Chapter Seventeen - The Slings and Arrows of Outrageous Fortune

5.4K 342 61
                                    

Author's note - I am a terrible person. Forgive me for not updating. I don't deserve you guys. As it is, please let me know what you think of this chapter! I live for the feedback.

Amartya turned to Nightingale the moment the hovercraft was in the air.

"Are you all right?" he asked her. She understood why he was concerned - she had not moved in several minutes, and was sitting still as stone in her seat. Her nails were hooked into the seat's arms and she was certain that had she moved, she would have torn out its furnishings.

Nightingale did not reply. She could not. She could not speak. She knew that if she opened her mouth, the only sound that would come out would be a scream of pure horror. She had thought, foolishly, that returning to being an Inamorata would be easier than had she never been one at all. She had been Nightingale, the star of the York Bordello, brave and strong and so bitter.

She felt like a green girl again, young and helpless and afraid. Had she seen this girl in the bordello she would have pitied her. This girl was Rose. She was not Nightingale.

"Nightingale! Nightingale, answer me! Are you-" Amartya began again.

"Don't you fucking order me around," she said. She had found her voice, barely. The sound she made was mostly an animal snarl. She did not turn to him. She spat the words through her teeth. "Don't you dare."

"I'm not ordering you," Amartya returned, very coolly and very calmly. "I am only worried, Gale."

The short form of her name - the one used mostly by her sisters - surprised Nightingale. "Well," she snapped, acerbic and bitter. "That makes sense. There's a very good chance I'll kill Victor Trevor. Or myself. And then the case would really suffer, wouldn't it?"

Amartya flinched back, muttered something that Nightingale didn't hear because she was too busy removing her anklet, and continued flying the hovercraft. With shaking fingers - either quivering with fear, or rage, or perhaps both - Nightingale stowed the anklet on the dashboard of the hovercraft.

She felt marginally calmer after that.

Amartya kept looking over at her, but stopped when she began to tear at her clothes. Unbuckling herself from her seat and ignoring Amartya's warnings that, for fuck's sake, that wasn't safe, she unzipped her dress and shook it off. She tore the delicate tights in her desperation to get them off, and flinched for a moment, expecting a shocking for wasting Bobby's money.

She found a coat in the back of the hovercraft - a man's, obviously, since it was far too big for her - and put it on. She sniffed it, half-expecting to find someone's cologne lingering on the lapels. It smelled, instead, of detergent. That suited her very well. Then she sat back down but refused to strap herself in when Amartya mentioned it.

Amartya didn't say much after that.

The moment they landed Nightingale was up and out of her seat, striding out of the hovercraft. She had left her shoes under her seat and so she padded across the concrete barefoot. It was very cold and a pebble here or there hurt the soles of her feet. Amartya trailed behind her but left her alone. It was the team filing out of the second hovercraft that approached her.

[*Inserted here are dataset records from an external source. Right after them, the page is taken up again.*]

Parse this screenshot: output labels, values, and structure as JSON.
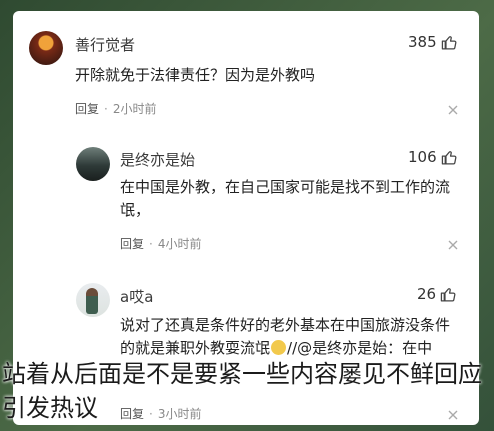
{
  "comments": [
    {
      "username": "善行觉者",
      "likes": "385",
      "text": "开除就免于法律责任？因为是外教吗",
      "reply_label": "回复",
      "time": "2小时前"
    },
    {
      "username": "是终亦是始",
      "likes": "106",
      "text": "在中国是外教，在自己国家可能是找不到工作的流氓，",
      "reply_label": "回复",
      "time": "4小时前"
    },
    {
      "username": "a哎a",
      "likes": "26",
      "text_line1": "说对了还真是条件好的老外基本在中国旅游没条件",
      "text_line2_a": "的就是兼职外教耍流氓",
      "text_line2_b": "//@是终亦是始：在中",
      "reply_label": "回复",
      "time": "3小时前"
    }
  ],
  "caption": "站着从后面是不是要紧一些内容屡见不鲜回应引发热议",
  "icons": {
    "like": "thumbs-up-icon",
    "close": "close-icon",
    "emoji": "laughing-emoji-icon"
  }
}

"Nightingale," said Pierce, very quietly, as he drew up next to her. Caroline eyed her but stayed far back, seeking out Amartya instead. They began to speak in low voices, heads bowed together. David remained near the hovercraft, leaning against its side. He was watching her very carefully.

"Pierce," she said. His shy, sweet smile was very nearly comforting. He reminded her very strongly of Michael in that moment, though the resemblance between the glimmer of his eyes and that of Sparkle's was even stronger. The similarity hit Nightingale very hard, as hard as the unexpected but comforting embrace of one of her sisters would have done.